Section C, Language test.
* Picture naming test: Absent status shows 27.25 plus or minus 4.25; Present status shows 28.00 plus or minus 3.58. p equals 0.066.
* Frenchay aphasia screening test: Absent status shows 14.99 plus or minus 4.76; Present status shows 15.80 plus or minus 4.19. p equals 0.096.
Section D, Visuo-spatial function.
* Modified Taylor complex figure test: Absent status shows 10.43 plus or minus 11.77; Present status shows 7.57 plus or minus 10.72. p equals 0.002, which is statistically significant.
* Line bisection test: Absent status shows 14.44 plus or minus 4.38; Present status shows 14.65 plus or minus 4.00. p equals 0.260.
Note: Values are expressed in mean ± standard deviation and median [inter-quartile range]. Statistical test used: Mann–Whitney U test; *p ≤ 0.05 is considered statistically significant.
Regression analysis
Adjusted regression coefficients revealed differential impacts of depression severity and neuropsychiatric symptoms on cognitive domains (Table 4). For geriatric depression categories (Model II), mild depression showed significant negative associations with multiple cognitive measures: TMT B (β = −0.20), phonemic fluency (β = −0.07) and several memory tasks, including VLT free recall (β = −0.12), delayed recall (β = −0.12) and delayed recognition (β = −0.21), along with additional significant impairments in TNI-93 total recall (β = −0.13), spatial recall (β = −0.14), FAST (β = −0.14) and line bisection test (β = −0.06). Severe depression demonstrated stronger negative associations, particularly with language functions: FAST (β = −0.30) and visuo-spatial function: MTCF (β = −0.33), along with significant impairments in TMT B (β = −0.16), phonemic fluency (β = −0.08), VLT free recall (β = −0.10), delayed recognition (β = −0.22), TNI-93 total recall (β = −0.20), spatial recall (β = −0.06), PNT (β = −0.06) and line bisection test (β = −0.09). Neuropsychiatric symptoms (Model II) showed significant negative associations with category fluency (β = −0.13), delayed recognition (β = −0.14), FAST (β = −0.05) and Modified Taylor Complex Figure test (β = −0.29) after adjusting for demographic and clinical variables.

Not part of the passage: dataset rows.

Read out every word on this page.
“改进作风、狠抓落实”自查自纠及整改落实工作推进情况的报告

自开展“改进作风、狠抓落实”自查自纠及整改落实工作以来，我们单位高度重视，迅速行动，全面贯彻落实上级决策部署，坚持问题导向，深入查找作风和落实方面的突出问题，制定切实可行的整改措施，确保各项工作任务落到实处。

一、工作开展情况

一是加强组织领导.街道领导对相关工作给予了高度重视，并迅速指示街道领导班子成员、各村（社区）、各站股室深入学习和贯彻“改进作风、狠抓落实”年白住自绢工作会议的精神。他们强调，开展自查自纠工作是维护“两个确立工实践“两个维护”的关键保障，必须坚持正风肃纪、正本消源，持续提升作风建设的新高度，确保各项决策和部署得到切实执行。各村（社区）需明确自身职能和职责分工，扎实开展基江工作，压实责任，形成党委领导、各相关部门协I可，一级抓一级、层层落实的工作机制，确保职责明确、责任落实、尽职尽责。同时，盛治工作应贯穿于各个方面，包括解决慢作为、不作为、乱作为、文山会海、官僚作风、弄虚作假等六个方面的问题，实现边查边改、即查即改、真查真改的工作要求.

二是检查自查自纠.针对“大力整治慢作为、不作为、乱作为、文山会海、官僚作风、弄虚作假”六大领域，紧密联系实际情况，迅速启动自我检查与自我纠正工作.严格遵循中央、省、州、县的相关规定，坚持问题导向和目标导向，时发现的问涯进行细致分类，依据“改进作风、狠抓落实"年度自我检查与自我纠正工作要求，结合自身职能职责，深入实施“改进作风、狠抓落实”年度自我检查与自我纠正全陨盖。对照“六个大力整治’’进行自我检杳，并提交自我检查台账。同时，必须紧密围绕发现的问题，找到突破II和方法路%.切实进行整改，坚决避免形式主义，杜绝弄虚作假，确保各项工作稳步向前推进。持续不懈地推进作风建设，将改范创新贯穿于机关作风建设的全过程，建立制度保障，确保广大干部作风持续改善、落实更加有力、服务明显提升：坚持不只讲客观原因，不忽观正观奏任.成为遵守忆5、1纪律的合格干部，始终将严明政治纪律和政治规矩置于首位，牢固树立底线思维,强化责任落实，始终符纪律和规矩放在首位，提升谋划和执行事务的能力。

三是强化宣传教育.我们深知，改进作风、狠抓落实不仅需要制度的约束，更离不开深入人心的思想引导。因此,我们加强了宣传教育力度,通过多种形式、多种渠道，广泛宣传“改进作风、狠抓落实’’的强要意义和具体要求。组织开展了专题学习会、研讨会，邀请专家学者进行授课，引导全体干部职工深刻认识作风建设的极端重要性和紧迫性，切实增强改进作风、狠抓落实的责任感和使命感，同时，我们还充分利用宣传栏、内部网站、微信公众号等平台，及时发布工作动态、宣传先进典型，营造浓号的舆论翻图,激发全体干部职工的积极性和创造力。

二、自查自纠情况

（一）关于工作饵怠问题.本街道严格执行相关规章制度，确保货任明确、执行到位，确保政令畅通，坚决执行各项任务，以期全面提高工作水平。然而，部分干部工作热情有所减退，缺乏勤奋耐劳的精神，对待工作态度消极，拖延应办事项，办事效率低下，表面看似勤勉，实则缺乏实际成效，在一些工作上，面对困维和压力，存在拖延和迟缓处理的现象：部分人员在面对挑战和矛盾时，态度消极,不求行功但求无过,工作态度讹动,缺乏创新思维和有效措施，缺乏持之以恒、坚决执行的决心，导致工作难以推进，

Unadjusted and adjusted coefficient of cognitive performance by geriatric depression scale category and neuropsychiatric symptoms

Table 4. Long description
The table is organized into four main cognitive domains across the top: (A) Attention and executive function, (B) Episodic memory, (C) Language Test, and (D) Visuo-spatial function.
Sub-tests for these domains include T M T A, T M T B, Category fluency, Phonemic fluency, V L T (Free recall, Delayed recall, and Delayed recognition), T N I minus 93 (total and spatial recall), P N T, F A S T, M T C F, and Line bisection test.

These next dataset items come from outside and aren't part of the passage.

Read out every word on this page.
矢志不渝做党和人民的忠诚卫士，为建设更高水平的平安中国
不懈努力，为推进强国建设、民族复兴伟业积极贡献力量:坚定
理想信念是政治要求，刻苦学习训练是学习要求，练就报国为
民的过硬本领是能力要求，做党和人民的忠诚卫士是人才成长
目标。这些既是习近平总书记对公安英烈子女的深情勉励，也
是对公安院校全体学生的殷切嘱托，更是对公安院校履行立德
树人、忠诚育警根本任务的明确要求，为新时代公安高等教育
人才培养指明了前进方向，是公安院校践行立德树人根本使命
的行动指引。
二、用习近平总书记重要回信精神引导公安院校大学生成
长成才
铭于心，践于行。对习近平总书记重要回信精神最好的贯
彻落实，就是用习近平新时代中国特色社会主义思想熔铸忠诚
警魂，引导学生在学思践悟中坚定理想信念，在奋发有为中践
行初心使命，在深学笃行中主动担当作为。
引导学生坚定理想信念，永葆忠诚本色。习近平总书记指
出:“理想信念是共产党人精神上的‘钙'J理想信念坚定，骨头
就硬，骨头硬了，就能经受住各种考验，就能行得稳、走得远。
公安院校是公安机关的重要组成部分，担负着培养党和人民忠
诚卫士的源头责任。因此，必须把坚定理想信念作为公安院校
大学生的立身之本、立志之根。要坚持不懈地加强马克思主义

Under Geriatric depression scale category (Model I):
- Mild depression: Significant negative coefficients for T M T B (-0.17), Phonemic fluency (-0.12), all V L T measures (-0.14 to -0.21), T N I minus 93 measures (-0.16), P N T (-0.04), F A S T (-0.17), and Line bisection (-0.08).
- Severe depression: Significant negative coefficients for Category fluency (-0.09), Phonemic fluency (-0.11), V L T Free recall (-0.15) and Delayed recognition (-0.25), T N I minus 93 measures (-0.24 and -0.09), P N T (-0.07), F A S T (-0.36), M T C F (-0.46), and Line bisection (-0.13).

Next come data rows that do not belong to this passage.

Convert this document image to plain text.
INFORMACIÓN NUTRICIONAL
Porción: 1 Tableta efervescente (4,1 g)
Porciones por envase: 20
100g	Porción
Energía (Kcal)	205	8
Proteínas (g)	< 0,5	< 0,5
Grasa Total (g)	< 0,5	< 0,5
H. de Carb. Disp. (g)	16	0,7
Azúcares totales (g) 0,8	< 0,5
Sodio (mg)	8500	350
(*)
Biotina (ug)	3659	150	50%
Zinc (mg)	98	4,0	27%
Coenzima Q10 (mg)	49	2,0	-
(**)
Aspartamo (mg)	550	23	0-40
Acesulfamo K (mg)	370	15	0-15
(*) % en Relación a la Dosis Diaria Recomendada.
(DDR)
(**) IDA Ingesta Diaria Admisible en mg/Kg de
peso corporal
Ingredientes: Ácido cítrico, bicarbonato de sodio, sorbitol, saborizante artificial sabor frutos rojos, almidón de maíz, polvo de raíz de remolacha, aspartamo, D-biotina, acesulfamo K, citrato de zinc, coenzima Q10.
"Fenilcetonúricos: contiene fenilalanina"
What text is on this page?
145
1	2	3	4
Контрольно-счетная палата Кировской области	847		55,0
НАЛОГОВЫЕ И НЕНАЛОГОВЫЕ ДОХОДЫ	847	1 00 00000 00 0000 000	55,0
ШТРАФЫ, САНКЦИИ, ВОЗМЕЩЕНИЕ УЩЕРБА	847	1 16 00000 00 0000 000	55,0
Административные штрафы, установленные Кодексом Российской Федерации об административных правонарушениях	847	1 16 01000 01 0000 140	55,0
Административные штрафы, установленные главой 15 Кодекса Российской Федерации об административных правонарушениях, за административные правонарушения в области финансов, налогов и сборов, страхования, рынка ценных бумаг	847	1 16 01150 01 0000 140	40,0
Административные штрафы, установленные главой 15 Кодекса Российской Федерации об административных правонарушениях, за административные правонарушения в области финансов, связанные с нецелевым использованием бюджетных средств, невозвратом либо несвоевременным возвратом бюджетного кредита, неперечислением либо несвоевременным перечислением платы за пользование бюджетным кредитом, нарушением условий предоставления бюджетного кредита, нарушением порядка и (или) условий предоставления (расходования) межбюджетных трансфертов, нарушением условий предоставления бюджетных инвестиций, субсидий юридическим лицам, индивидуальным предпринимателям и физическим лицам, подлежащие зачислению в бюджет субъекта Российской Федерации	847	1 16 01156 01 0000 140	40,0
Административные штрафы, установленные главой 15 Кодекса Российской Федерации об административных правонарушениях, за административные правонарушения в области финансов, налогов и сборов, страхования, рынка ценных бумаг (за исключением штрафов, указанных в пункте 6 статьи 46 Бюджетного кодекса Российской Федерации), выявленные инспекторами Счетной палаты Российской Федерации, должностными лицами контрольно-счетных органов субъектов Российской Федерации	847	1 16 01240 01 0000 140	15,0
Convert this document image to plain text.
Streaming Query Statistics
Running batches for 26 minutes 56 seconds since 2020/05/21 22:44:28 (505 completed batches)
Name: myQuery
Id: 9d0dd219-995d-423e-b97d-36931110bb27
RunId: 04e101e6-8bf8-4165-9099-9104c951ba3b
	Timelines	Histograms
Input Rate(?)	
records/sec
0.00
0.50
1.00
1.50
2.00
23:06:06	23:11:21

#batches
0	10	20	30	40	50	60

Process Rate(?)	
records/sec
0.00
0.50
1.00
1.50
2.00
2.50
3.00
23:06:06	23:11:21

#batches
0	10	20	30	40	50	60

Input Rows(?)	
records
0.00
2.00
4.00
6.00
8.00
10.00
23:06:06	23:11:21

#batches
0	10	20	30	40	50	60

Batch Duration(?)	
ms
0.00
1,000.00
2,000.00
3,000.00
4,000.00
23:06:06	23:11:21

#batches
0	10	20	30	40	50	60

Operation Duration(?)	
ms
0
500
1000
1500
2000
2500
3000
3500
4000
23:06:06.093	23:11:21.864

Under Geriatric depression scale category (Model II):
- Mild depression: Similar trends to Model I with slight adjustments, such as T M T B at -0.20 and V L T Delayed recognition at -0.21.
- Severe depression: Significant negative coefficients include T M T B (-0.16), V L T Delayed recognition (-0.22), T N I minus 93 total recall (-0.20), F A S T (-0.30), and M T C F (-0.33).
Under Neuropsychiatric symptoms (Model I):
- Present: Significant negative coefficients for Category fluency (-0.17) and M T C F (-0.32), with a positive significant coefficient for P N T (0.04).
Under Neuropsychiatric symptoms (Model II):
- Present: Significant negative coefficients for Category fluency (-0.13), V L T Delayed recognition (-0.14), F A S T (-0.05), and M T C F (-0.29).
Note: TMT, Trail Making Test; VLT, Verbal Learning Test; PNT, Picture Naming Test; FAST, Frenchay Aphasia Screening Test; MTCF, Modified Taylor Complex Figure test. Statistical test used: Generalized linear regression model. All values are expressed beta coefficients. Model I Unadjusted; Model II are adjusted for age group, gender, education, occupation, per capita household monthly income (tertiles), diet type, tobacco consumption, alcohol consumption, hypertension, and respiratory disease. Coefficients represent log-transformed relative changes in cognitive test scores compared with the reference category, *p ≤ 0.05 is considered statistically significant.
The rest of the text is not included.